Protocol of the Session on April 25, 2018

Was wir deshalb brauchen, ist ein gesellschaftlicher Konsens zur Energiewende, der sich nicht bloß in dem allgemeinen Ziel erschöpft, sondern auch die konkreten Auswirkungen vor Ort beinhaltet. Als Jamaika-Koalition haben wir uns genau dieser Herausforderung gestellt. Wir haben Energieziele und Abstände zur Wohnbebauung gemeinsam gedacht.

Wir haben in der Tat miteinander gerungen und am Ende eine Lösung gefunden, die den unterschiedlichen Interessen bestmöglich gerecht wird. Genau das ist es, was Jamaika in Schleswig-Holstein auszeichnet und weshalb die Arbeit der Landesregierung von den Schleswig-Holsteinern auch derart positiv beurteilt wird.

(Tobias Koch)

(Beifall CDU, BÜNDNIS 90/DIE GRÜNEN und FDP)
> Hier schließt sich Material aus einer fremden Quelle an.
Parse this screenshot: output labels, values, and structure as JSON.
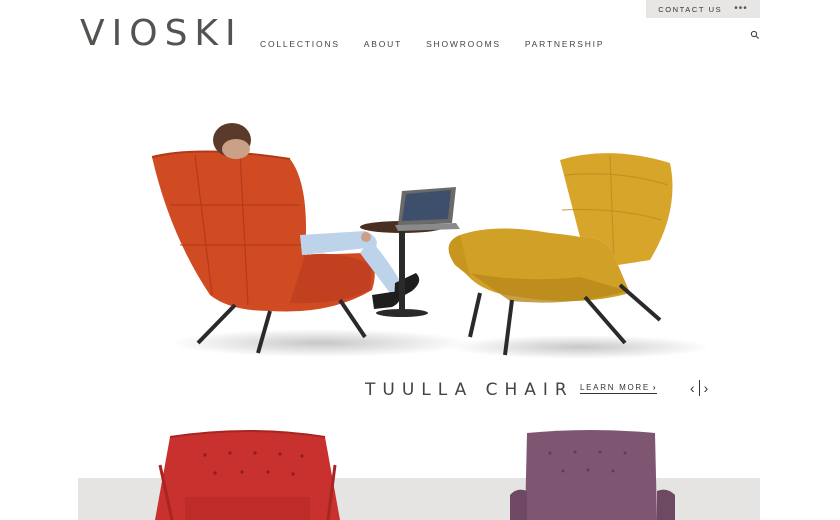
{
  "brand": {
    "logo_text": "VIOSKI"
  },
  "nav": {
    "items": [
      "COLLECTIONS",
      "ABOUT",
      "SHOWROOMS",
      "PARTNERSHIP"
    ]
  },
  "utility": {
    "contact_label": "CONTACT US",
    "more_glyph": "•••"
  },
  "hero": {
    "caption_title": "TUULLA CHAIR",
    "learn_more_label": "LEARN MORE",
    "prev_glyph": "‹",
    "next_glyph": "›"
  },
  "colors": {
    "accent_grey_bar": "#e8e6e4",
    "logo": "#55534f",
    "orange_chair": "#d04a22",
    "mustard_chair": "#d8a52b",
    "red_chair": "#c8312e",
    "purple_chair": "#7f5672"
  },
  "icons": [
    "search-icon",
    "more-dots-icon",
    "chevron-right-icon",
    "prev-arrow-icon",
    "next-arrow-icon"
  ]
}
Das Schöne daran ist ja: Die Umfrage der letzten Woche erfolgte in Kenntnis der aktuellen Windkraftpläne der Landesregierung, und es kam trotzdem zu dieser guten Beurteilung, Herr Dr. Stegner.

Wenn jetzt Windkraftbauer und Windkraftgegner gleichermaßen mit dem Ergebnis nicht vollständig zufrieden sind, dann ist das in aller Regel ein guter Indikator dafür, dass hier ein fairer Kompromiss gefunden worden ist.

(Vereinzelter Beifall CDU - Lachen Birte Pauls [SPD] und Dr. Ralf Stegner [SPD])

Liebe Kolleginnen und Kollegen von der SPD, Ihr Genörgel darüber, dass entweder die Grünen die Klimaziele verraten würden, wenn sie jetzt größeren Abständen zur Wohnbebauung zustimmen, oder anders herum darüber, dass die CDU ihre Wahlversprechen brechen würde, weil wir unsere Wunschvorstellungen nicht vollständig durchsetzen können, all das bringt unser Land überhaupt nicht weiter voran.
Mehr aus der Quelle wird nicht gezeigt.